It was previously shown that there is a distinct change in isotope ratio amounts within about 2 hours after bacterial challenge begins, followed by relatively stable, albeit changed from the unchallenged individuals, ratios for a prolonged period. In contrast, a virally challenged host exhibits a series of periodic modifications, beginning significantly later (e.g., 2-3 days). Also, in the case of bacterial infection, the breath becomes “lighter” at a greater rate of speed than during a viral infection. Hence, the speed of change, as well as the presence or absence of the repeated spikes in the ratio pattern indicative of a viral life cycle, are indications of the type of infecting agent.

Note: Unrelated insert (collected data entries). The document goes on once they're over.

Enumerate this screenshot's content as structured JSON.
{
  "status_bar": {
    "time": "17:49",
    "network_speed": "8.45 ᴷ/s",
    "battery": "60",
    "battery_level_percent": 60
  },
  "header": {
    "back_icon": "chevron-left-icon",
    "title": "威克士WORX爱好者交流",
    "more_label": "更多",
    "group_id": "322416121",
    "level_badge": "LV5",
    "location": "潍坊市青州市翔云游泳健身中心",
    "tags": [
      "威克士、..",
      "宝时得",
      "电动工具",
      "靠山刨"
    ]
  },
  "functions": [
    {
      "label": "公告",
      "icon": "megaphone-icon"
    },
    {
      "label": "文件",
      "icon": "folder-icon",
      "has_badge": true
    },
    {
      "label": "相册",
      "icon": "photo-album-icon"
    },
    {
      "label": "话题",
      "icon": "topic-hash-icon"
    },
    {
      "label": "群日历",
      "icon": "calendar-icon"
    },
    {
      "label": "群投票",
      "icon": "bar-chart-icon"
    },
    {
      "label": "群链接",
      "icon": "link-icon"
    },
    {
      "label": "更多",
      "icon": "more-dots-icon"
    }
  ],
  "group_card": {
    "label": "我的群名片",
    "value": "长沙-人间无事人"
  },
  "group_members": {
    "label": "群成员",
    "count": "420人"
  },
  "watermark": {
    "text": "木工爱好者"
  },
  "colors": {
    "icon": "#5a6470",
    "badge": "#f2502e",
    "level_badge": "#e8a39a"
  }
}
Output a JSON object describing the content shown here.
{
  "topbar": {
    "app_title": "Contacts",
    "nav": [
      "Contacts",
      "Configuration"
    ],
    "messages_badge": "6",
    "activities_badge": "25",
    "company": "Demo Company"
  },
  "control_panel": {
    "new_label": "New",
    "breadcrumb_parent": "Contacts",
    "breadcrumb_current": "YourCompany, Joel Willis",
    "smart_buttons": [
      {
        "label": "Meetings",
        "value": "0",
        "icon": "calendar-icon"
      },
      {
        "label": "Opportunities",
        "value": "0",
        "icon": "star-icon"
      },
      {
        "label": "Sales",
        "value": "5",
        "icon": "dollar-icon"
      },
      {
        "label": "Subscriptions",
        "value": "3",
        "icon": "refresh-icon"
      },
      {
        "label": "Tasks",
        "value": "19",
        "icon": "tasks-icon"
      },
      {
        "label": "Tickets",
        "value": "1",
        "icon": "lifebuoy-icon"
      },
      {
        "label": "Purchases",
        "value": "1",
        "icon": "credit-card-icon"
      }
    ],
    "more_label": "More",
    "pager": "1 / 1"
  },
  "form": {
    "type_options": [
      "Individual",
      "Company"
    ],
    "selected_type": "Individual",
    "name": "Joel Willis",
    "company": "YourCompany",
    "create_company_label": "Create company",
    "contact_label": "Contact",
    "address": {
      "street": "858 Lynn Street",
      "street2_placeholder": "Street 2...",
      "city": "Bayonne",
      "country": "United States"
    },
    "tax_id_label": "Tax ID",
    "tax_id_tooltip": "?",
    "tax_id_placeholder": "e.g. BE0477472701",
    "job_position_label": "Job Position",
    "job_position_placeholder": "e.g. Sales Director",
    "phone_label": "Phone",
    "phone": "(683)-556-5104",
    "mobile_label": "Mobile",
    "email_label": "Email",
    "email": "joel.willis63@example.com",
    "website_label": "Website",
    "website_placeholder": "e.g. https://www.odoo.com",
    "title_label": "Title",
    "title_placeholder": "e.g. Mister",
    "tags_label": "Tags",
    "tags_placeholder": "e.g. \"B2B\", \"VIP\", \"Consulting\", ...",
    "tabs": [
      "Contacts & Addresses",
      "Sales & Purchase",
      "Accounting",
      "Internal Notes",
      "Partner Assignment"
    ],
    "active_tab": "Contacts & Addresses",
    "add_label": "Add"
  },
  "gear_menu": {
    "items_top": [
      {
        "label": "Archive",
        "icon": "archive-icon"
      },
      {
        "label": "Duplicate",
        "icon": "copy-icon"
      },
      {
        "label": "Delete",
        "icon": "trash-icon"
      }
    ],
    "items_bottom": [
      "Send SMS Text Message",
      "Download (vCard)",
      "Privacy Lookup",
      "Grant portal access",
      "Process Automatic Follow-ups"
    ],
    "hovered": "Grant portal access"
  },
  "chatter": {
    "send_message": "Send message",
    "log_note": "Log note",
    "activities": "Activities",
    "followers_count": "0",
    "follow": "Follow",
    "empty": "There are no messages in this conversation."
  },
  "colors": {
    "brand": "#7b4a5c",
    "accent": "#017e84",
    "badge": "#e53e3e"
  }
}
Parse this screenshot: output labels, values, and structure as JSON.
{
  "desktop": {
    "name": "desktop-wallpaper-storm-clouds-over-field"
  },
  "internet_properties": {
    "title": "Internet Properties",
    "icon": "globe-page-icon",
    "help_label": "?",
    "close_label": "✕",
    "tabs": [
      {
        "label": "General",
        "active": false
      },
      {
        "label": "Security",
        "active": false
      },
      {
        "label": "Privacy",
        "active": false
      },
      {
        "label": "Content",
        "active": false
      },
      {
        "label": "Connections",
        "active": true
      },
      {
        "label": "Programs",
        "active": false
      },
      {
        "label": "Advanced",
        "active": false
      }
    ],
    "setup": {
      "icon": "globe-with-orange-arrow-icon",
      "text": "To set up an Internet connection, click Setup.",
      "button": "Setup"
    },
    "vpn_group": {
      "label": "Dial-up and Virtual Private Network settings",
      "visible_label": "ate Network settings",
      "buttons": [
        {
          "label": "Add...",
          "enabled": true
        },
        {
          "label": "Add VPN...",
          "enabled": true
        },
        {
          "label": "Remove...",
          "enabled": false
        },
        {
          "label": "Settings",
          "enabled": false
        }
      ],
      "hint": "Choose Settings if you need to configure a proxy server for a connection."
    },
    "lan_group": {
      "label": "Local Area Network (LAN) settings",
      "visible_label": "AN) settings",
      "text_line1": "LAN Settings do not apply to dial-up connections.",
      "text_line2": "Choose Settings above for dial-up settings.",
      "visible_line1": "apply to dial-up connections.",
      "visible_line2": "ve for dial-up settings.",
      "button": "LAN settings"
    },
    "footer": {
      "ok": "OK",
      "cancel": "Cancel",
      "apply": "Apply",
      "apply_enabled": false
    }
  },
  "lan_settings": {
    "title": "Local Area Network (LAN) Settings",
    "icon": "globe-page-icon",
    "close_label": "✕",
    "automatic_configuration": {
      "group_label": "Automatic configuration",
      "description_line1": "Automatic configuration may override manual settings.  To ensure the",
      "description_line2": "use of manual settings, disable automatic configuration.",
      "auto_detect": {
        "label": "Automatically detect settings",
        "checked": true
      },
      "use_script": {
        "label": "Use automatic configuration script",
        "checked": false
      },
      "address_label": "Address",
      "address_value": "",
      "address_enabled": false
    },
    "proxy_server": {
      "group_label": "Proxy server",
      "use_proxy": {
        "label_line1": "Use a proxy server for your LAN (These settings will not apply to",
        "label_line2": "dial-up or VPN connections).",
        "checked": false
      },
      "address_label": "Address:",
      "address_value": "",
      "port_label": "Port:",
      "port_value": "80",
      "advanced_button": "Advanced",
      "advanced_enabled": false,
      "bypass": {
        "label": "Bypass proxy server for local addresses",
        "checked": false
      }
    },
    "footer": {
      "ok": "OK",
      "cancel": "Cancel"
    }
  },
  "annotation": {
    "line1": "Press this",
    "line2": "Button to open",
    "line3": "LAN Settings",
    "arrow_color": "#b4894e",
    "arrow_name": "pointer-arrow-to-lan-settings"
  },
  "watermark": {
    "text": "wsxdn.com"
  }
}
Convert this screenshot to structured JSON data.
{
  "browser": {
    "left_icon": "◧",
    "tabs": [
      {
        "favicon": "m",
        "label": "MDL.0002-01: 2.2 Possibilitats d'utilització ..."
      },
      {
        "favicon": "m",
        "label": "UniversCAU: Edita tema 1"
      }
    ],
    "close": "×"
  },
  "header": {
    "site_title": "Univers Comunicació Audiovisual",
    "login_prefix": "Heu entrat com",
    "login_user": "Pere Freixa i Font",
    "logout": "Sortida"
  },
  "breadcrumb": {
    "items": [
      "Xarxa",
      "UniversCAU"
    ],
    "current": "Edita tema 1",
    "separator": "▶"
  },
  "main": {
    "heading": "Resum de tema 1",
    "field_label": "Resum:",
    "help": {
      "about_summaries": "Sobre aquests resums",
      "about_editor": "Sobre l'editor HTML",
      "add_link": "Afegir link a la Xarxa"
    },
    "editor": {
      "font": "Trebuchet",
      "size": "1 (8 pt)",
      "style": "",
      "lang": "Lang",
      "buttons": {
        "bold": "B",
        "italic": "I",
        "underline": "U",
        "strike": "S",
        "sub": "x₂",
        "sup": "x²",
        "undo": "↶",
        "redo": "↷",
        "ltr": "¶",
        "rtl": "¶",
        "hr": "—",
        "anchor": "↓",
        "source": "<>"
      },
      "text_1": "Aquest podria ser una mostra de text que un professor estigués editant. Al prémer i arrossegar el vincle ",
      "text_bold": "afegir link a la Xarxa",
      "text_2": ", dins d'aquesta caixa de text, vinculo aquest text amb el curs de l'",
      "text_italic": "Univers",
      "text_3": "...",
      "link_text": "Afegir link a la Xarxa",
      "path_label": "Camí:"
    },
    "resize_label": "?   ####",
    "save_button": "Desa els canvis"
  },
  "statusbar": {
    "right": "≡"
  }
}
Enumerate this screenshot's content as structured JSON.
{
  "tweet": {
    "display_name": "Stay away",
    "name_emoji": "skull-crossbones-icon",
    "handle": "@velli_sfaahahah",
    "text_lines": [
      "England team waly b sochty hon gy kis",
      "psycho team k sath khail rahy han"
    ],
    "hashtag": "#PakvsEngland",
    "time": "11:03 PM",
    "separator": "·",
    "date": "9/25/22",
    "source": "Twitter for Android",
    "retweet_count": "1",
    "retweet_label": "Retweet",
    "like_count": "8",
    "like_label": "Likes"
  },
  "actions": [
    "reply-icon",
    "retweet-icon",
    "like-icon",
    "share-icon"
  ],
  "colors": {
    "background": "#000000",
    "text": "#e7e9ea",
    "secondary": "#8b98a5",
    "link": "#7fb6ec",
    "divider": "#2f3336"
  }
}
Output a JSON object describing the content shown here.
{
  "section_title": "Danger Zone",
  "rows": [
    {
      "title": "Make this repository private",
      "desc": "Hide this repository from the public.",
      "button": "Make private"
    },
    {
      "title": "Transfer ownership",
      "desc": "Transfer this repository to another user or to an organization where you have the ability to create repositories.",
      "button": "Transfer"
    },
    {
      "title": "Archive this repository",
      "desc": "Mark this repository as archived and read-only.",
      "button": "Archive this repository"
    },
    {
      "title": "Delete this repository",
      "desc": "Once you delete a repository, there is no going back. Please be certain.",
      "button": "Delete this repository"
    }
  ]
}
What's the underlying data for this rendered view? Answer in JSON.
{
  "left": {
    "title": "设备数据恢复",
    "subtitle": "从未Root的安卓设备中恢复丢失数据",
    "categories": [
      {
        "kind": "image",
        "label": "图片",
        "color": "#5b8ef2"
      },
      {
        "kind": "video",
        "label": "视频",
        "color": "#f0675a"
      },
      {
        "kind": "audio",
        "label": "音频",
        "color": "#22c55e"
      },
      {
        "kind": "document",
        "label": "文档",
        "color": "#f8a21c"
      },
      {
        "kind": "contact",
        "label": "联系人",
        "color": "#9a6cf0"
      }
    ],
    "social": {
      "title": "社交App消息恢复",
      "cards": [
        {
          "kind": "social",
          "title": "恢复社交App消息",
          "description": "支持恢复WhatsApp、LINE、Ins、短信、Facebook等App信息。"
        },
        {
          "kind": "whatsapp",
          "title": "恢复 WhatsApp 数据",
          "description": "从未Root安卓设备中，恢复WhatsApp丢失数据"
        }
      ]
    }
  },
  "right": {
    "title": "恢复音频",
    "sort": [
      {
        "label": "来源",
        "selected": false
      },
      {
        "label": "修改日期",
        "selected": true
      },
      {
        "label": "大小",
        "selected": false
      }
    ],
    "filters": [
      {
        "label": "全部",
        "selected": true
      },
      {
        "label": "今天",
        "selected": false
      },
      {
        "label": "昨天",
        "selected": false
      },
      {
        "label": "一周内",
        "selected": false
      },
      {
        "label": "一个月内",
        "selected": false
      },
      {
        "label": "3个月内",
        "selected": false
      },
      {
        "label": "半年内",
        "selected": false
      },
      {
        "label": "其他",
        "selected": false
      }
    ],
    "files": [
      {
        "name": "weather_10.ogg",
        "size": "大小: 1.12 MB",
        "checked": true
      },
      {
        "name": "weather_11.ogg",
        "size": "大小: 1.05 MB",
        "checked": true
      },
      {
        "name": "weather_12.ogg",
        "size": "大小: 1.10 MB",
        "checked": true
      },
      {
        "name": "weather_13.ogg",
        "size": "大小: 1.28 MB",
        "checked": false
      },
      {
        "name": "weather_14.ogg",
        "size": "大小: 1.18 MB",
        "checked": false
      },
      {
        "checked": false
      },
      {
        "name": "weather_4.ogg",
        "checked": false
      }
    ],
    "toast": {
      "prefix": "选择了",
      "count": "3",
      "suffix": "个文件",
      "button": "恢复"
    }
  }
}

Similar to what is observed in infection, trauma, burns and surgery can also affect the disease/health state of a subject, particularly the acute phase of disease, and can result in distinct changes in the isotope ratio amounts. The changes in the isotope ratio amounts and also the oscillations should be more pronounced during the acute disease phase because the changes in protein metabolism are greater during the acute disease phase.

Thus, changes in the isotope ratios in breath over time can be used to determine the healthy/unhealthy state of an individual. However, for humans, it is possible to obtain a baseline reading for a patient at an annual physical or at another opportunity when the patient is otherwise at a medical facility and not complaining of symptoms of illness. Alternatively, the first reading could be when a patient first complains of infection or disease type symptoms (e.g., particularly elevated temperature). In another aspect, the data for an individual can be compared to the averaged data for a population of individuals of the same species.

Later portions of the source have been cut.